I still don't understand the threat model and, obviously, it's not explained here either.
I log in to social.net. I click on scam.org and change sites. I'm on scam.org and it triggers a request to social.net/friends.
No cookies are sent, no JWT. I'm not logged in and get a "Needs login" HTTP error. Nothing bad happens.
I thought that's how it works without CORS already.
By default cookies are sent for cross-origin requests. The SameSite cookie flag that lets sites control this was only shipped in Safari the year before this blog post was written so it would have been hard to depend on it yet.
https://developer.mozilla.org/en-US/docs/Web/HTTP/Guides/Coo...
CORS relaxes the rules about what requests the browser can make.
The server doesn't get to stop the browser making calls that it didn't want, so it's a browser security feature, to stop the browser sending cookies where it shouldn't, or more precisely, to only send authentication and other info where it should.
It relaxes the same origin policy.
Usually a browser will not load resources from another origin based on the HTML it receives. If the page is from example.com, it won't allow you to load a page from example.org.
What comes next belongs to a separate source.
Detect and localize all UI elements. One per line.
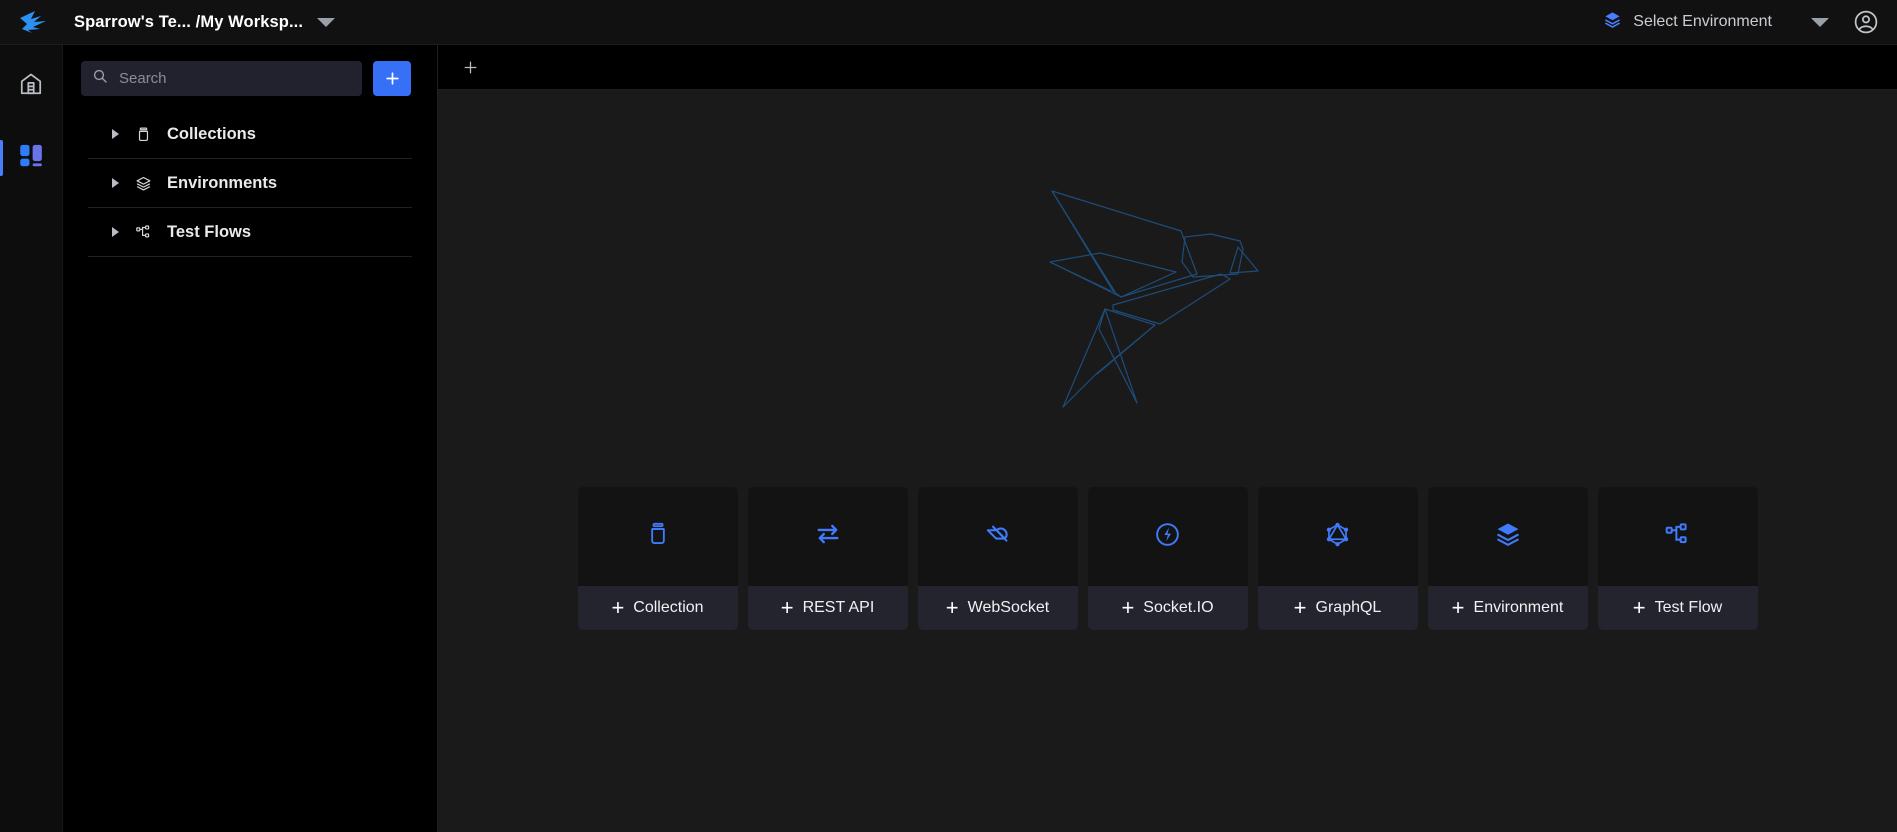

That stops things like authentication and cookies etc from example.com being transmitted to example.org if someone hacks the webpage.
CORS allows the server to relax those rules so that it can say "You can load resources from me, or from these other servers."
So it can say "I'm example.com but you can load resources from example.org and that's OK."
At least, that's how I think it works :)
Your cookies are sent.
Then why wasn't credentialless a simple fix to solve that. Not sending cookies isn't hard.
Because that would break things. You couldn't stay logged into HN without cookies. Cookies aren't just for credentials, imagine hotlinking to an image and getting a different language version because your language cookie wasn't sent.
I thought we were talking about cross origin requests. I've not encountered content worth hotlinking that can't work on first load without cookies. That seems like a slim hypothetical that doesn't justify banning the ability entirely. You don't attach cookies just to wget something from a server.
Nevertheless cookies being sent with HTTP requests was how it worked before Javascript was invented, and at the time Netscape had to work with that for compatibility reasons.
If we’d known then how the web is used now then a few things might have been done differently.
But it can easily be done differently. Its entirely possible to have the option available without cookies. It doesn't break backwards compatibility and no one has to use it in a situation where they need cookies. Cookies shouldn't be forced on people.
Cookies will be sent if SameSite=None. Because a lot of the web's security features were implemented well after the tech was popular it's a patch-work with lots of overlap.